The function WORDS2NUM converts a string (with a number given in English words) into a numeric value, e.g. 'one thousand and twenty-four' -> 1024. Optional arguments control many string formatting and dialect options. The options are explained in this document, together with examples.
The string format is based on http://www.blackwasp.co.uk/NumberToWords.aspx
For many integer and decimal values WORDS2NUM can be called without any options. WORDS2NUM will match integers, decimal digits following the word 'point', and multipliers ('million', 'billion', etc.) in sequence:
words2num('zero') words2num('infinity') words2num('negative one thousand and twenty-four') words2num('one point two three') words2num('nine point eight million'), format longg words2num('five billion, six million, seven thousand and eight'), format shortg
ans = 0 ans = Inf ans = -1024 ans = 1.23 ans = 9800000 ans = 5006007008
The class of the numeric output can be selected using the class option. All relevant internal numeric operations are performed in this class, but the string detection (based on REGEXP) does not change. This means information may be lost during conversion from string to numeric value:
words2num('one centillion', 'class','double') % default words2num('one centillion', 'class','uint8') words2num('infinity', 'class','uint8')

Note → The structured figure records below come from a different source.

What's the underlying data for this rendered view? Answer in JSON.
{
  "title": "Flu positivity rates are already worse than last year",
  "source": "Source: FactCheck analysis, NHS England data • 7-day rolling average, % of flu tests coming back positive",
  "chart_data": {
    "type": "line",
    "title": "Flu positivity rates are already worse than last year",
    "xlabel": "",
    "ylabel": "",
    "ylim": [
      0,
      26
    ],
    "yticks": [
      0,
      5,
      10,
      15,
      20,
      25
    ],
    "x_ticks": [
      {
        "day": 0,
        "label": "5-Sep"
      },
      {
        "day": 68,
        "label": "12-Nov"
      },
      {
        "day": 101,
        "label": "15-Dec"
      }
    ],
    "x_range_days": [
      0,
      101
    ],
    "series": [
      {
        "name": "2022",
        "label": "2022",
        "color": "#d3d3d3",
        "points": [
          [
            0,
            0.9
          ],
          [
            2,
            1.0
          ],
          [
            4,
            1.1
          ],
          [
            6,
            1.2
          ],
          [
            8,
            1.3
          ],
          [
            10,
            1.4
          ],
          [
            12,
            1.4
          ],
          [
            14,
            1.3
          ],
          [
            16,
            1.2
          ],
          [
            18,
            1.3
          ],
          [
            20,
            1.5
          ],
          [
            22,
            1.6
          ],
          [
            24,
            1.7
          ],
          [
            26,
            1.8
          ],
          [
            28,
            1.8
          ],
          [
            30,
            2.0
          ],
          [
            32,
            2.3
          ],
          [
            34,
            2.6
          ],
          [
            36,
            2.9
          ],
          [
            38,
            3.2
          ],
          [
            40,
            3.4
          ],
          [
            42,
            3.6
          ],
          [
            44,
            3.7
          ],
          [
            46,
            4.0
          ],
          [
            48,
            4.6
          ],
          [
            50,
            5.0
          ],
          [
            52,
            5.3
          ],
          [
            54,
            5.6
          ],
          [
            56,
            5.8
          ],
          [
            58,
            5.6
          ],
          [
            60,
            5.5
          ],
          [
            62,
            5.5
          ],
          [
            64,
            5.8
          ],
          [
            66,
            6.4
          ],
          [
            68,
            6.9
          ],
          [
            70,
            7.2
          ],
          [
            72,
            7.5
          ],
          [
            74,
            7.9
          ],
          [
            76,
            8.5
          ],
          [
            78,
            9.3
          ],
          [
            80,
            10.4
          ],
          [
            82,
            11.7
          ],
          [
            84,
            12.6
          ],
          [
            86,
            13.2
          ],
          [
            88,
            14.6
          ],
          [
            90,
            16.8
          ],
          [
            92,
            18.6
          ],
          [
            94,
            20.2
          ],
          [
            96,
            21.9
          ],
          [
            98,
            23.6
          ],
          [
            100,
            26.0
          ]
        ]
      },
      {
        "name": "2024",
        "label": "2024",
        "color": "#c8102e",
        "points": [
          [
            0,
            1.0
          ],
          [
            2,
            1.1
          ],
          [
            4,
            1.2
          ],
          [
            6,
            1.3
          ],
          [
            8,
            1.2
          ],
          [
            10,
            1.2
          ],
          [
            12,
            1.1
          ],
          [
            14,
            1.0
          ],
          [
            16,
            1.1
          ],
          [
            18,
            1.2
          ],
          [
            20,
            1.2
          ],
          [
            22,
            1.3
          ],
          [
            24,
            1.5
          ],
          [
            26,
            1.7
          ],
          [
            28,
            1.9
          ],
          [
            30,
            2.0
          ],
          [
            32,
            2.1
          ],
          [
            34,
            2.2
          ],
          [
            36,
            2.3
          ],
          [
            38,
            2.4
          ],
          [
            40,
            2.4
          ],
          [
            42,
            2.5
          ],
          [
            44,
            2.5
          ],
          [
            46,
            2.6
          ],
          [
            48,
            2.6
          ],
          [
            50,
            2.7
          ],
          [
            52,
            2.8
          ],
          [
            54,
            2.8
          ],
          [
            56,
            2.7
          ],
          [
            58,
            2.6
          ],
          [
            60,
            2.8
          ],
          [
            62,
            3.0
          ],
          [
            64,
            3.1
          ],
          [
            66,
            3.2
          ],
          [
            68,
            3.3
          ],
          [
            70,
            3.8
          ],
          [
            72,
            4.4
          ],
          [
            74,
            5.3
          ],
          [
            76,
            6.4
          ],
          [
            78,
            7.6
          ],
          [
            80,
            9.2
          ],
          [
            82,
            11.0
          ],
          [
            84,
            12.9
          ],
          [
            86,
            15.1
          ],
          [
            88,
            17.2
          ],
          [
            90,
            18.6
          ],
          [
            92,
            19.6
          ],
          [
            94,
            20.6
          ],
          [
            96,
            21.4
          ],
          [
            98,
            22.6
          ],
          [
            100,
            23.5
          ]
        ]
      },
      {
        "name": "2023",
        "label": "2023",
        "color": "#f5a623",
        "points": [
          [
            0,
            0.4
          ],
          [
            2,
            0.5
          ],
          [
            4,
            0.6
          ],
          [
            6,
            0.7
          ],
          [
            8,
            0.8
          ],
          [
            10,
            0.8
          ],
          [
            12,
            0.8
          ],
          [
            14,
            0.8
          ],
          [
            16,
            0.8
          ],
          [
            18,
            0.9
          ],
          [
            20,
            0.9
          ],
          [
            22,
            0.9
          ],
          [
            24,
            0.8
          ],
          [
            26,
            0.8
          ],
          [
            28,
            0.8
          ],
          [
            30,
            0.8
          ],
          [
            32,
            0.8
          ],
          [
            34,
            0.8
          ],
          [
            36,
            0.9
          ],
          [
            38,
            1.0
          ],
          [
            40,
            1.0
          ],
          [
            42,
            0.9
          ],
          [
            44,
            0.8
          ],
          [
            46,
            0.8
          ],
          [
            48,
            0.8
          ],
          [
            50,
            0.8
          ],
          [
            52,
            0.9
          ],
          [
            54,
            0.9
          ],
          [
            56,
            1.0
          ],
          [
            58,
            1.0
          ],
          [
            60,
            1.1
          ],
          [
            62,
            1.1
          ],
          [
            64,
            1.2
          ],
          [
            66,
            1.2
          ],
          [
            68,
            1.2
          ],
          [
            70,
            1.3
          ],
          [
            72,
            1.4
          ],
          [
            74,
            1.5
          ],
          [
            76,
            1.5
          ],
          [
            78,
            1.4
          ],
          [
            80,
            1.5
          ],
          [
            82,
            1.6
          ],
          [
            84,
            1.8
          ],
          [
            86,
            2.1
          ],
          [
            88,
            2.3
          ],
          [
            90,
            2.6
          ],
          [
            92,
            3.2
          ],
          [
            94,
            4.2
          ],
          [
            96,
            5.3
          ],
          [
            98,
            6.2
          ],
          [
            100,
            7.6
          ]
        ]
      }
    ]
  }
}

ans = 1e+303 ans = 255 ans = 255
Because the string detection is based on REGEXP it is possible to detect any number strings inside of longer strings. WORDS2NUM returns a vector of the converted numbers, and a cell array of the input string parts that were split by the detected number strings:
[num,spl] = words2num('HelloOneThousandAndTwenty-FourWorld!') [num,spl] = words2num('before one hundred middle two hundred after')
num = 1024 spl = 'Hello' 'World!' num = 100 200 spl = 'before ' ' middle ' ' after'
The number strings can be matched depending on the character case:
words2num('One Thousand and TWENTY-four', 'case','ignore') % default words2num('One Thousand and TWENTY-four', 'case','title') words2num('One Thousand and TWENTY-four', 'case','upper') words2num('One Thousand and TWENTY-four', 'case','lower')
ans = 1024 ans = 1000 ans = 20 ans = 4
By default the words 'positive' or 'negative' are automatically detected. It is possible to select to require the sign, or to ignore it:
words2num('positive one, two, negative three','sign',) % default words2num('positive one, two, negative three','sign',true) % require words2num('positive one, two, negative three','sign',false) % ignore
ans = 1 2 -3 ans = 1 -3 ans = 1 2 3
Other features or string formatting may be selected to be required or excluded from the number strings. These features are optional by default, but may be excluded by specifying the corresponding option:
words2num('nine million, eight thousand', 'comma',true) % require words2num('nine million, eight thousand', 'comma',false) % exclude words2num('one thousand and twenty-four', 'hyphen',false) % exclude words2num('one thousand and twenty-four', 'space',false) % exclude words2num('one thousand and twenty-four', 'and',false) % exclude
ans = 9008000 ans = 9000000 8000 ans = 1020 4 ans = 1 24 ans = 1000 24
One or more whitespace characters may also be specified:
words2num('one_thousand_and_twenty_four', 'white','_') words2num('one+thousand and twenty-four', 'white',' +')
ans = 1024 ans = 1024
Using REGEXP allows the number string to only be matched when the requested prefix and/or suffix is also present. Note that these are not interpreted literally, but are interpreted as regular expressions, which means that it is possible to specify lookarounds that must be matched:
[num,spl] = words2num('two cats three hats') [num,spl] = words2num('two cats three hats','prefix','^') % only match start of string [num,spl] = words2num('two cats three hats','suffix','?= h') % lookaround: ' h'
num = 2 3 spl = '' ' cats ' ' hats' num = 2 spl = '' ' cats three hats' num = 3 spl = 'two cats ' ' hats'
Several common and not-so-common number scales are supported:
- short and long scales are explained in many location on the internet. Most contemporary english dialects use the short scale (and is the WORDS2NUM default).
- peletier scale is used in many non-english speaking european countries.
- rowlett scale was designed to avoid the ambiguity of the short and long scales.
- knuth scale (aka -yllion) uses a logarithmic naming system to use very few names to cover a very wide range of values.
words2num('one billion', 'scale','short') words2num('one thousand million', 'scale','long') words2num('one milliard', 'scale','peletier') words2num('one gillion', 'scale','rowlett') words2num('ten myllion', 'scale','knuth')
ans = 1e+009 ans = 1e+009 ans = 1e+009 ans = 1e+009 ans = 1e+009
This is still a little bit experimental, but there is an option to allow parsing of compound multipliers:
words2num('one million', 'mult','simple') % default words2num('one thousand thousand', 'mult','compound') words2num('two point three trillion trillion trillion', 'mult','compound')
ans = 1000000 ans = 1000000 ans = 2.3e+036
The function NUM2WORDS converts a numeric scalar into a string with the number value given in English words.